Data Lake Analytics (DLA) allows you to configure alerts for virtual clusters and Spark jobs. After you configure alert rules, the system notifies all contacts in the alert contact group when metric data meets the conditions that are specified in the alert rules.

Background information

You can use Alibaba Cloud Prometheus Service to perform monitoring and alerting for DLA. Prometheus Service allows you to view dashboards and configure metrics. If metric data meets the conditions that are specified in the alert rules, Prometheus Service can notify all contacts in the alert contact group by using emails, DingTalk, SMS messages, or phone calls. You can maintain the alert contact groups that correspond to metrics. This ensures that the related contacts can receive notifications immediately when an alert is triggered.

Prerequisites

  • A virtual cluster of DLA is purchased.
  • The AliyunARMSFullAccess policy is attached to the RAM user that you use. This prerequisite must be met if you want to use the credentials of a RAM user to view the metrics of virtual clusters.

Add alerts

  1. Log on to the DLA console.
  2. In the left-side navigation pane, click Virtual Cluster management.
  3. Find the virtual cluster whose metrics you want to view and click Details in the Actions column. Virtual Cluster management
  4. In the left-side navigation pane, click Monitoring alarm. On the page that appears, click the Alarm tab.
  5. On the right side of the page, click Create Alert.
  6. In the Create Alert panel, perform the following operations:
    1. Select a template from the Alert template drop-down list.
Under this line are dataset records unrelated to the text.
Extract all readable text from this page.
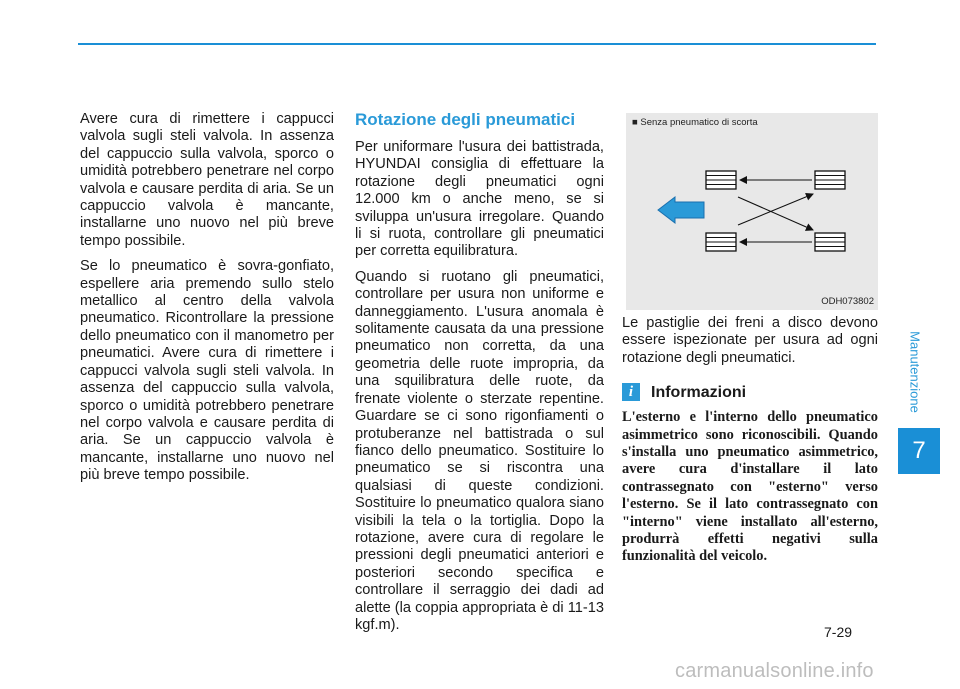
Avere cura di rimettere i cappucci valvola sugli steli valvola. In assenza del cappuccio sulla valvola, sporco o umidità potrebbero penetrare nel corpo valvola e causare perdita di aria. Se un cappuccio valvola è mancante, installarne uno nuovo nel più breve tempo possibile.

Se lo pneumatico è sovra-gonfiato, espellere aria premendo sullo stelo metallico al centro della valvola pneumatico. Ricontrollare la pressione dello pneumatico con il manometro per pneumatici. Avere cura di rimettere i cappucci valvola sugli steli valvola. In assenza del cappuccio sulla valvola, sporco o umidità potrebbero penetrare nel corpo valvola e causare perdita di aria. Se un cappuccio valvola è mancante, installarne uno nuovo nel più breve tempo possibile.

Rotazione degli pneumatici

Per uniformare l'usura dei battistrada, HYUNDAI consiglia di effettuare la rotazione degli pneumatici ogni 12.000 km o anche meno, se si sviluppa un'usura irregolare. Quando li si ruota, controllare gli pneumatici per corretta equilibratura.

Quando si ruotano gli pneumatici, controllare per usura non uniforme e danneggiamento. L'usura anomala è solitamente causata da una pressione pneumatico non corretta, da una geometria delle ruote impropria, da una squilibratura delle ruote, da frenate violente o sterzate repentine. Guardare se ci sono rigonfiamenti o protuberanze nel battistrada o sul fianco dello pneumatico. Sostituire lo pneumatico se si riscontra una qualsiasi di queste condizioni. Sostituire lo pneumatico qualora siano visibili la tela o la tortiglia. Dopo la rotazione, avere cura di regolare le pressioni degli pneumatici anteriori e posteriori secondo specifica e controllare il serraggio dei dadi ad alette (la coppia appropriata è di 11-13 kgf.m).

■ Senza pneumatico di scorta
ODH073802

Le pastiglie dei freni a disco devono essere ispezionate per usura ad ogni rotazione degli pneumatici.

i	Informazioni

L'esterno e l'interno dello pneumatico asimmetrico sono riconoscibili. Quando s'installa uno pneumatico asimmetrico, avere cura d'installare il lato contrassegnato con "esterno" verso l'esterno. Se il lato contrassegnato con "interno" viene installato all'esterno, produrrà effetti negativi sulla funzionalità del veicolo.

Manutenzione
7
7-29
carmanualsonline.info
      DLA supports the following templates: Presto Cluster CPU Utilization Exceeding 90%, Presto Cluster Memory Usage Exceeding 90%, Spark Cluster CPU/Memory Quota Usage Exceeding 90%, Spark Structured Streaming Job Processing Latency Exceeding 10s, Spark Streaming Job Batch Processing Duration Exceeding 10s, Full GC Per Minute on Spark Job Node Exceeding 10s, and Memory Usage on Spark Job Node Exceeding 90%.

    2. In the Rule Name field, enter a rule name, such as Spark Structured Streaming Job Processing Latency Exceeding 10s.
    3. In the Alarm expression (PromQL) field, enter an alert expression. For example, if you select Spark Structured Streaming Job Processing Latency Exceeding 10s from the Alert template drop-down list, the default expression is spark_structured_streaming_driver_latency/1000 > 10.
      Note For more information about how to configure alerts for a specified job, see Configure alerts for a specific job.
    4. In the duration field, enter a duration, such as 1 minute. An alert is triggered if the alert rule is met in 1 minute.
    5. In the Alarm message (message) field, enter the alert information.
    6. Optional:In the Labels section of Advanced Configuration, click Create Tag to add a tag. The tag can be used to configure alert rules.
    7. Optional:In the Annotations section of Advanced Configuration, click Create Annotation to create an annotation. Then, enter message in the Key field, and enter {{Variable name}}Alert information in the Value field. The annotation is in the format of message:{{Variable name}}Alert information. Example: message:{{$labels.pod_name}}Restart.
      You can customize a variable name or select an existing tag as the variable name. Existing tags include:
      • The tags that are included in an alert rule expression.
      • The tags that are created based on an alert rule.
      • The default tags that are provided by Application Real-Time Monitoring Service (ARMS). The following table describes the default tags.
        TagDescription
        alertnameThe name of an alert. The name is in the format of <Alert name>_<Cluster name>.
        _aliyun_arms_alert_levelThe level of an alert.
        _aliyun_arms_alert_typeThe type of an alert.
        _aliyun_arms_alert_rule_idThe ID of an alert rule.
        _aliyun_arms_region_idThe ID of a region.
        _aliyun_arms_useridThe ID of a user.
        _aliyun_arms_involvedObject_typeThe subtype of an associated object, such as ManagedKubernetes or ServerlessKubernetes.
        _aliyun_arms_involvedObject_kindThe type of an associated object, such as app or cluster.
        _aliyun_arms_involvedObject_idThe ID of an associated object.
        _aliyun_arms_involvedObject_nameThe name of an associated object.
    8. Click OK.

Manage alert rules

  1. Log on to the DLA console.
  2. In the left-side navigation pane, click Virtual Cluster management.
  3. Find the virtual cluster whose metrics you want to view and click Details in the Actions column. Virtual Cluster management
  4. In the left-side navigation pane, click Monitoring alarm. On the page that appears, click the Alarm tab.
  5. Click the Alarm tab. Then, find the alert rule that you want to manage, and click the required option in the Actions column to manage the alert rule.
    • To modify the alert rule, click Editing. In the Edit alarm dialog box, modify the alert rule and click OK.
    • To enable the alert rule, click Enable. After you enable the alert rule, the alert status is changed to Enabled.
    • To disable the alert rule, click Closed. After you disable the alert rule, the alert status is changed to Disabled.